“What?”
“I am ready to have sex with you, Anthony.”
He froze. Blinking rapidly, opening and shutting his mouth over and over, searching for something to say. Taking a deep breath and a step back, he stuttered, “Are you sure, Ian? Because… well, if you only want to for me, then we should wait. I don’t want to if you only want to for me.”
“Anthony, I love to make you happy. Your smile lights up my world. When you are happy, I am happy. But right now, there is nothing I want more than to be yours. Exclusively. I love you. It took me thirteen years to realize it, but I love you and I want this. I want you.”
I couldn’t believe my luck. The most beautiful person on the planet wanted to be mine. I had waited over half my life for this. For Ian. He loved me, and wanted me to be happy. Damn. He was so damn sexy, staring me down with the most precious jewels in the world. His icy blues sent shivers down my spine. My second brain took control of the situation. I pushed Ian against the wall, planting butterfly kisses on the top of his head. I know I call his haircut stupid. But it’s so damn sexy. It suits him better than it would anyone else. I couldn’t imagine him any other way. I trailed kisses down the side of his head, his closed eyes, and his button nose. Then I got more forceful. I was feeling the familiar traveling heat, as I always did, even seeing Ian. By this time, I would be pulling my knees to my chest, so he wouldn’t see my embarrassing problem. But today, there was no hiding. Everything happening was expected of boyfriends. At least I think that is what we are. I couldn’t remember. Shit. I can’t remember anything. Not even my name. Everything on my mind was Ian. All I could focus on was the feeling of him pressed against me. His soft skin underneath my lips. His hot breath, his cool scent.
He groaned, “Anthony….”
I buried my face in his hair, taking a deep breath. It smelled warm, like soft, clean sheets, but cool, sharp, like a winter night. All of it together was just Ian. Shit. There goes my name again. Whatever. I’ll remember later. He wrapped his arms around my neck. I felt a drowsy contentment spread through me. He smiled, dropping his left hand down. He lightly pressed against my hard dick. I couldn't help it. I scream-groaned. My eyes prematurely rolled back in my head. I felt the throes of my orgasm grow stronger and we haven't even started sex.
“Which bed?”
I had my fingers on his crotch, and he wanted to decide on what bed? I had thought we would just decide when we got to whatever bedroom was first. I took his hand, led him down the hall, to…Ant’s room.
He pulled me into his strong arms, took me in for a kiss. I hugged him, feeling his rapid pulse against mine. He crushed his face against mine, rubbing his soft, wet tongue along my bottom lip, bit down on it.
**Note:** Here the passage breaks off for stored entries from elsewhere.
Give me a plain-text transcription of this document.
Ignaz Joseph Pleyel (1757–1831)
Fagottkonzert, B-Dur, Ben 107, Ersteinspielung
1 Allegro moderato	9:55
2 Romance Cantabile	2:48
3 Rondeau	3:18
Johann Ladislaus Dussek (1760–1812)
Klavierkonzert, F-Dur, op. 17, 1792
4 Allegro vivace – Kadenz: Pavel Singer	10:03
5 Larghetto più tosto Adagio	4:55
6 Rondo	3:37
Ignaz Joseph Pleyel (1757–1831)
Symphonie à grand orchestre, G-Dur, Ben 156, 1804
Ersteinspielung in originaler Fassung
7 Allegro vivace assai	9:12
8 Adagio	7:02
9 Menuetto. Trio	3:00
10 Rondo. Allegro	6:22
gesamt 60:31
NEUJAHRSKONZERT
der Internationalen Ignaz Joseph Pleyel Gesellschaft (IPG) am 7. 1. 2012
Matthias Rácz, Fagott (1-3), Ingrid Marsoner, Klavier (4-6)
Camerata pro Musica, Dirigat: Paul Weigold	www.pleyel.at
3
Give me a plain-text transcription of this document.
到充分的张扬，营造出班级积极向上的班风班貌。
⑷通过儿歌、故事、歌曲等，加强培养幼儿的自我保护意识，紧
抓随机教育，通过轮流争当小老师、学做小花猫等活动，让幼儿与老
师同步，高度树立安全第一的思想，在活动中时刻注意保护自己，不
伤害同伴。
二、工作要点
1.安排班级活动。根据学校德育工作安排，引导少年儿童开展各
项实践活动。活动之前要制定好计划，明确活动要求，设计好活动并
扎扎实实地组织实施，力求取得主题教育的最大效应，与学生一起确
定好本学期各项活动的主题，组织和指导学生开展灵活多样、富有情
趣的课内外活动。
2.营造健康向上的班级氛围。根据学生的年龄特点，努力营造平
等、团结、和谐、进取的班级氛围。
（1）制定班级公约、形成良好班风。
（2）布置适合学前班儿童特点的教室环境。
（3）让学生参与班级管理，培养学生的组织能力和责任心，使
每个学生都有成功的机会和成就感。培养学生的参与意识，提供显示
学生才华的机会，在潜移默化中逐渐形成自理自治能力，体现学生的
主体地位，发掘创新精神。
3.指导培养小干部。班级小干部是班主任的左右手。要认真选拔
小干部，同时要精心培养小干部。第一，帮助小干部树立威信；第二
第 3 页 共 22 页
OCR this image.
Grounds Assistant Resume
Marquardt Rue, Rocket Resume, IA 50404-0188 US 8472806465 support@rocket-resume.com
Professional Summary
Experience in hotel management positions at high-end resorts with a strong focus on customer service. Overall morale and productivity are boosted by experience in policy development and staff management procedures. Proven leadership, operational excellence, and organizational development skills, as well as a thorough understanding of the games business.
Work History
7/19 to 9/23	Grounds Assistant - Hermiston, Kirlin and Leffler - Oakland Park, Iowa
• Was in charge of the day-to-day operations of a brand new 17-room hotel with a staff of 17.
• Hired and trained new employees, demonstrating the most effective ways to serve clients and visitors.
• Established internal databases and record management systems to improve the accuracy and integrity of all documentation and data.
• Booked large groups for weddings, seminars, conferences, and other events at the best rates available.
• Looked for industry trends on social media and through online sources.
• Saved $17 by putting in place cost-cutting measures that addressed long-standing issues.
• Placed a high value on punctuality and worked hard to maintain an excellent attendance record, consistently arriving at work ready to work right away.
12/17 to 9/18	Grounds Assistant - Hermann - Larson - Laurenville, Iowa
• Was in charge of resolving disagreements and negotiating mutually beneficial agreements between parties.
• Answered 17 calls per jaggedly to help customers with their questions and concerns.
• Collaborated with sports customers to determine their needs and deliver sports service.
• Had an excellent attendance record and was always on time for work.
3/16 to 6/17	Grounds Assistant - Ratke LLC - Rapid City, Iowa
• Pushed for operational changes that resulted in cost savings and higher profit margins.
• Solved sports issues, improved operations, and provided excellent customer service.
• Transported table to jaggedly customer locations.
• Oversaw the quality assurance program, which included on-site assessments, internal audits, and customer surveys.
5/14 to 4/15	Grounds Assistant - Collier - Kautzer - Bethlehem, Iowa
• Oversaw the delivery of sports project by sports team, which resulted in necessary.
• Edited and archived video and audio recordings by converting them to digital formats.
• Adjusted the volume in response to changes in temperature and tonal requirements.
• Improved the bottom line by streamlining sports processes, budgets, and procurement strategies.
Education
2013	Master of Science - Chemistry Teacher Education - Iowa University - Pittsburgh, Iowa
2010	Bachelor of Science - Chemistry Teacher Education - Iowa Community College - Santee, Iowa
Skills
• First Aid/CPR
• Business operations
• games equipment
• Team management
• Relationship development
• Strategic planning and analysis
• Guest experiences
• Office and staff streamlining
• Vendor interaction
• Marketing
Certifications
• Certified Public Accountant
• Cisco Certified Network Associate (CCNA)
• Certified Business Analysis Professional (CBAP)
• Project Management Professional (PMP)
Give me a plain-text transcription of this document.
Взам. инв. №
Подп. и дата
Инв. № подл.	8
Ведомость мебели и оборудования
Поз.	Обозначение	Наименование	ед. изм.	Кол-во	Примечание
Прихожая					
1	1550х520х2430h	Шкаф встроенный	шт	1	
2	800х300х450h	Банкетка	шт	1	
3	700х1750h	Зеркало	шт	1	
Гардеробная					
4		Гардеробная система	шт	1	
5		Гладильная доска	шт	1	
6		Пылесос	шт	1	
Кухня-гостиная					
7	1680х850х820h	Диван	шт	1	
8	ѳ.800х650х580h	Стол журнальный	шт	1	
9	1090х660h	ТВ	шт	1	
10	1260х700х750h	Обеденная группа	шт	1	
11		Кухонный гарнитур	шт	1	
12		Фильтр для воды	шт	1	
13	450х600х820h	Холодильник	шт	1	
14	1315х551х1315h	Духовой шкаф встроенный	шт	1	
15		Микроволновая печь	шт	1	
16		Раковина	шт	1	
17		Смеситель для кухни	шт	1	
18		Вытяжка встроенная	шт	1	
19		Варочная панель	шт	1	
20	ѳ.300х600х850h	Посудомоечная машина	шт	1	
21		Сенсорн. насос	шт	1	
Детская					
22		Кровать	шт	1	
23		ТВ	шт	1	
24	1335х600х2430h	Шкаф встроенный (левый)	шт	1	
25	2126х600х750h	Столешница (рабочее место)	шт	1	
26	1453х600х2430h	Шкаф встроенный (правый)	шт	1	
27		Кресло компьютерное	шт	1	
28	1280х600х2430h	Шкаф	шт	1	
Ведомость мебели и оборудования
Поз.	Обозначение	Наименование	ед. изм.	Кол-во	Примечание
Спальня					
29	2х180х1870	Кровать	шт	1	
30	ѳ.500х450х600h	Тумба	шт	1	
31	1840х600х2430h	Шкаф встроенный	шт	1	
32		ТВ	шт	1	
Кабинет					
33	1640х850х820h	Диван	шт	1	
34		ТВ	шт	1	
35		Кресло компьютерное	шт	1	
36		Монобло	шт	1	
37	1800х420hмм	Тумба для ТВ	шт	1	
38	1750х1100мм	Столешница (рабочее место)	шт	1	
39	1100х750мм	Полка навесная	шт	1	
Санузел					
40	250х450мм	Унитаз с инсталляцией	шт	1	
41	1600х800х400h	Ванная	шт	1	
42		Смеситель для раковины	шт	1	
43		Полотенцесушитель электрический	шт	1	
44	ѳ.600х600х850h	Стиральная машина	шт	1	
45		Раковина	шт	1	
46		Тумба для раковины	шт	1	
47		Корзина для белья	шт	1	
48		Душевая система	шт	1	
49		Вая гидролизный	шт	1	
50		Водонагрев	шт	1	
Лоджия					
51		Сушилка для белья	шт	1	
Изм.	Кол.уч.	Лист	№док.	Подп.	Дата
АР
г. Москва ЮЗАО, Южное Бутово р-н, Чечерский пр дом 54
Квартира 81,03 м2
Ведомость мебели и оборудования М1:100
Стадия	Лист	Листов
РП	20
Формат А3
A brush of euphoria tickled through my body. He broke the kiss for a moment, to yank his shirt over his head. His hair stood on edge, creating an unbelievably sexy bedhead look. His bronzed, perfectly proportioned chest exposed, he kissed me again, and commanded,
“Shirt off. Now.” In my anxiety, my fingers shook. I had been shirtless in front of Anthony millions of times, but never as more than friends. Never as... Boyfriends. I could no longer deny this. What we had was magical, much better than any girl. We had history. Our shared love had been fermenting over years. Not sprung from lust. We had both been afraid of ridicule, abandonment. We had both been afraid our feelings weren’t returned. Now we knew they were. I wanted to laugh, remembering how hard I worked to not look “gay” in front of the most gorgeous man I ever met. I couldn’t exactly laugh now, because my face was pretty much occupied. This time, I broke the kiss, I tore my shirt off, and he was the one pouting. He sat on the bed making his adorable puppy face. I joined him and we sat, staring into each other’s eyes. His melted like warm chocolate syrup. With the look in his eyes, I imagined he was looking into my soul. He seemed to love what he saw.
“I love you, Ian.”
“Forever and always, Anthony.”
He stood up again, stripping of his jeans. I noticed he carefully left his boxers on.
“Your turn, bitch.”
I took a deep, inaudible breath. I didn’t want him to know I was nervous. I stood up, quietly saying, “Wanna help me?”
He looked down at me, tantalizing me with what I couldn’t reach.
He kissed me roughly, fiercely, protectively. I felt his hands lightly breeze down my sides, to the top of my skinny jeans. He fumbled with the button, tore at the zipper. His hands were icy, but they left burning trails of flames on my skin. He pushed me down on the bed, tugging at my jeans, trying to pull them off. The chill of his hands on my ankles, everywhere he touched burned. Finally he got them down to my ankles. Yanking them over my feet, he said, “Last chance to back out.”